I am not sure if it is just me or others also, but I have noticed that ever since updating to version 24 most payments fail. I get alot of these me...

And often it turns out, I agree! This shit should just Work Better! CLN payments are the example here, and it was never my priority. That might seem weird, but the first production CLN node was the Blockstream store. So we're good at *receiving* payments! But the method of routing and actually making payments is neither spec-defined nor a way to lose money. It's also hard to measure success properly, since it depends on the vagaries of the network at the time But it's important, turns out :). And now we see it first-hand since we host nodes at Greenlight. So this release, unlike most, was "get a new pay system in place" (hence we will miss our release date, for the first time since we switched to date-based releases). Here's a list of what we did: 1. I was Release Captain. I was next in the rotation anyway, but since this was going to be a weird release I wanted to take responsibility. 2. I wrote a compressor for the current topology snapshot. This lets us check a "known" realistic data set into the repo for CI. 3. I wrote a fake channel daemon, which uses the decompressed topology to simulate the entire network. 4. I pulled the min-cost-flow solver out of renepay into its own general plugin, "askrene". This lets anyone access it, lets @lagrange further enhance it, and makes it easier for custom pay plugins to exist: Michael of Boltz showed how important this is with mpay. 5. A new interface for sending HTLCs, which mirrors the path of payments coming from other nodes. In particular, this handles self-pay (including payments where part is self-pay and part remote!) and blinded path entry natively, just like any other payment. 6. Enhancements and cleanups to our "libplugin" library for built-in plugins, to avoid nasty hacks pay has to do. 7. Finally, a new "xpay" command and plug-in. After all the other work, this was fairly simple. In particular, I chose not to be bound to the current pay API, which is a bit painful in the short term. 8. @Alex changed our gossip code to be more aggressive: you can't route if you can't see the network well! Importantly, I haven't closed this issue: we need to see how this works in the Real World! Engineers always love rewriting, but it can actually make things worse as lessons are lost, and workarounds people were using before stop being effective. But after this fairly Herculean effort, I'm going to need to switch to other things for a while. There are always other things to work on!

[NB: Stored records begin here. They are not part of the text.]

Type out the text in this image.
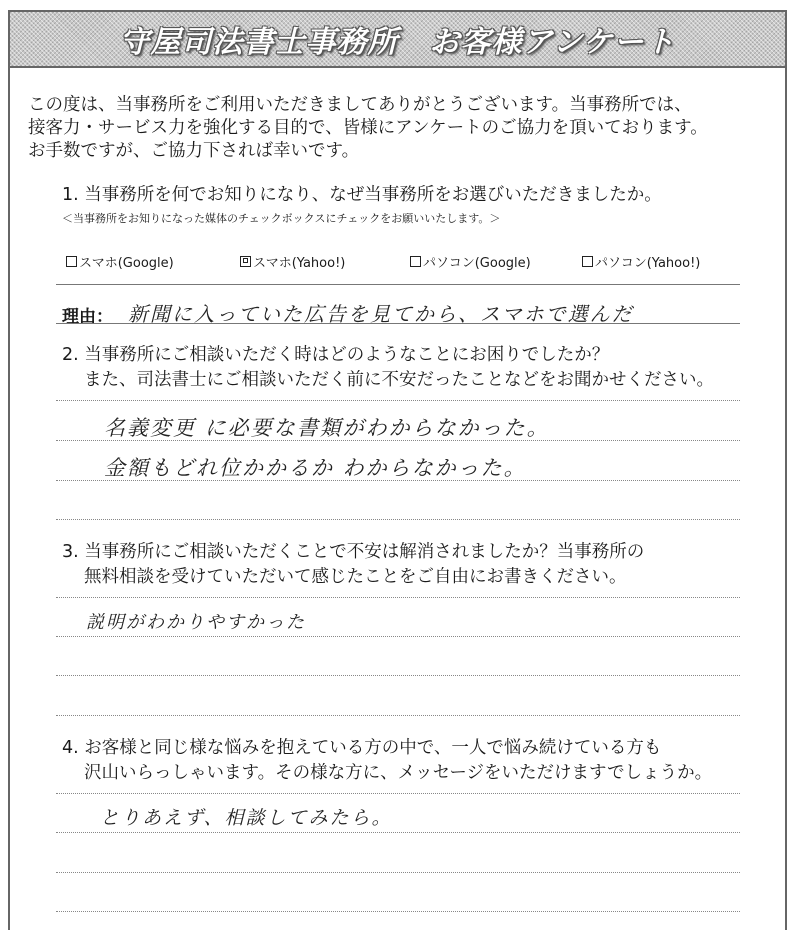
守屋司法書士事務所　お客様アンケート
この度は、当事務所をご利用いただきましてありがとうございます。当事務所では、
接客力・サービス力を強化する目的で、皆様にアンケートのご協力を頂いております。
お手数ですが、ご協力下されば幸いです。
1. 当事務所を何でお知りになり、なぜ当事務所をお選びいただきましたか。
＜当事務所をお知りになった媒体のチェックボックスにチェックをお願いいたします。＞
スマホ(Google)	スマホ(Yahoo!)	パソコン(Google)	パソコン(Yahoo!)
理由： 新聞に入っていた広告を見てから、スマホで選んだ
2. 当事務所にご相談いただく時はどのようなことにお困りでしたか？
また、司法書士にご相談いただく前に不安だったことなどをお聞かせください。
名義変更 に必要な書類がわからなかった。
金額もどれ位かかるか わからなかった。
3. 当事務所にご相談いただくことで不安は解消されましたか？当事務所の
無料相談を受けていただいて感じたことをご自由にお書きください。
説明がわかりやすかった
4. お客様と同じ様な悩みを抱えている方の中で、一人で悩み続けている方も
沢山いらっしゃいます。その様な方に、メッセージをいただけますでしょうか。
とりあえず、相談してみたら。
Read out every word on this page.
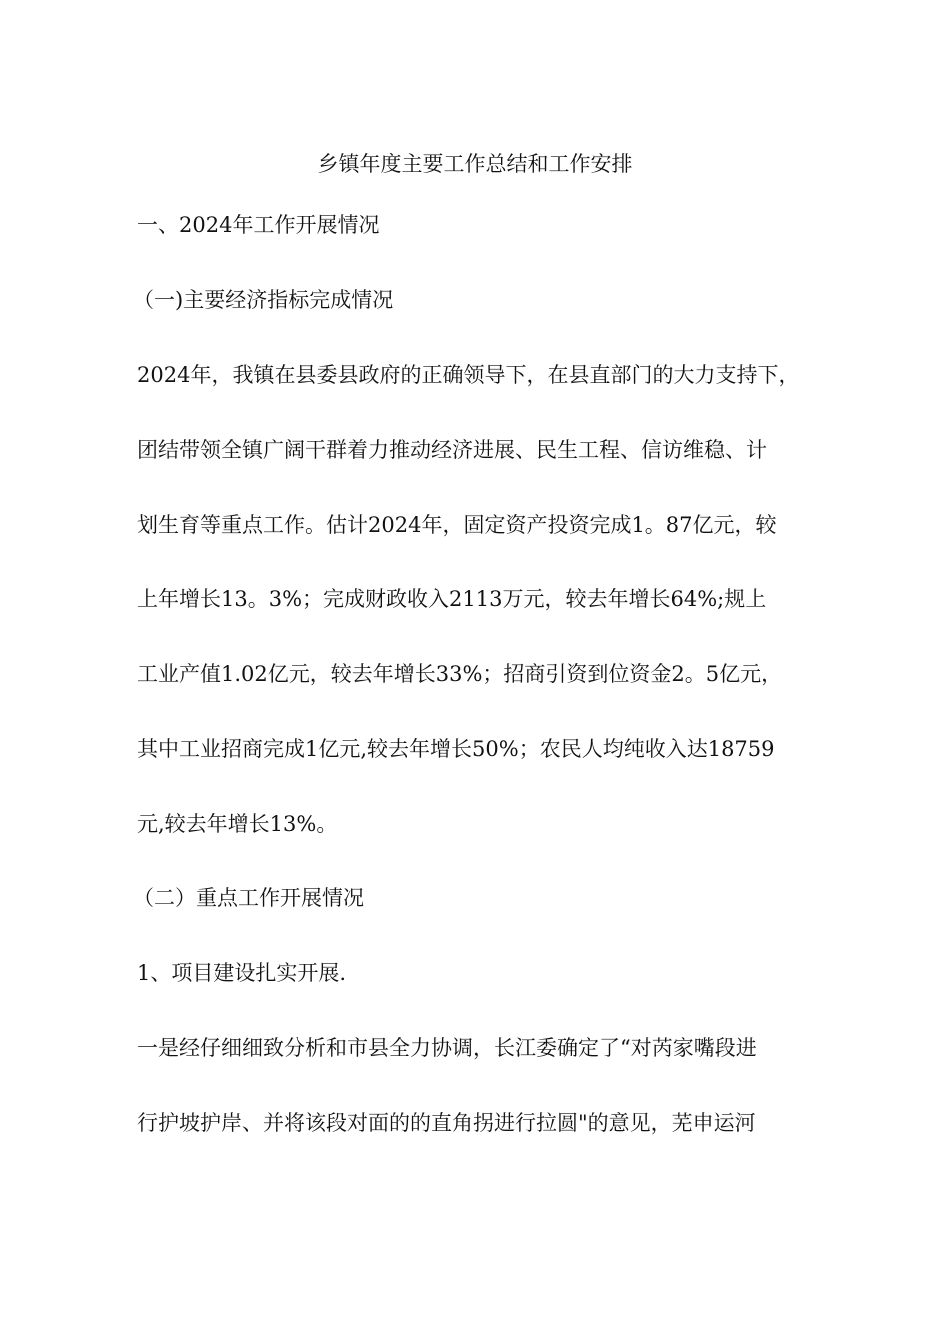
乡镇年度主要工作总结和工作安排

一、2024年工作开展情况

（一)主要经济指标完成情况

2024年，我镇在县委县政府的正确领导下，在县直部门的大力支持下，

团结带领全镇广阔干群着力推动经济进展、民生工程、信访维稳、计

划生育等重点工作。估计2024年，固定资产投资完成1。87亿元，较

上年增长13。3%；完成财政收入2113万元，较去年增长64%;规上

工业产值1.02亿元，较去年增长33%；招商引资到位资金2。5亿元，

其中工业招商完成1亿元,较去年增长50%；农民人均纯收入达18759

元,较去年增长13%。

（二）重点工作开展情况

1、项目建设扎实开展.

一是经仔细细致分析和市县全力协调，长江委确定了“对芮家嘴段进

行护坡护岸、并将该段对面的的直角拐进行拉圆"的意见，芜申运河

Writing release notes is fun, but the part I really like in the release process is preparing the first commits for the *next* release: 1. BOLT spec updates. We check all the BOLT quotes in our source, and have a script to update the spec version one commit at a time. This is a grab bag of typo fixes, feature merges (which may mean we no longer need our local patches), and occasionally major changes. It's unpredictable enough that I enjoy it 2. Removing long-deprecated features. We now give a year, then you can enable each deprecated feature individually with a configuration flag, then (if we haven't heard complaints!) we finally remove it. This means removing code (usually ugly shim code) and is a genuine joy. I've started this for 25.02, and it's a balm after the release grind...

The problem with CTV is fees. When you look at most designs using CTV, they need *another* tx, and an anchor output, so they can pay fees. What they really want is "this tx, plus an input and optional change output". People tend to ignore fees in their protocol design. But I'm implementation they're critical, and only getting more so. Lightning has been down this path!

Trying to do everything, but mainly doing a little of everything badly. #CLN release is late, I've been ignoring the BOLTs changes,, I haven't even looked at GSR since my OP_NEXT talk, and my comprehensive list of opcodes for introspection is still stuck in my head. I try to take time to post on #nostr over morning coffee though, since doing that every day helps move things forward.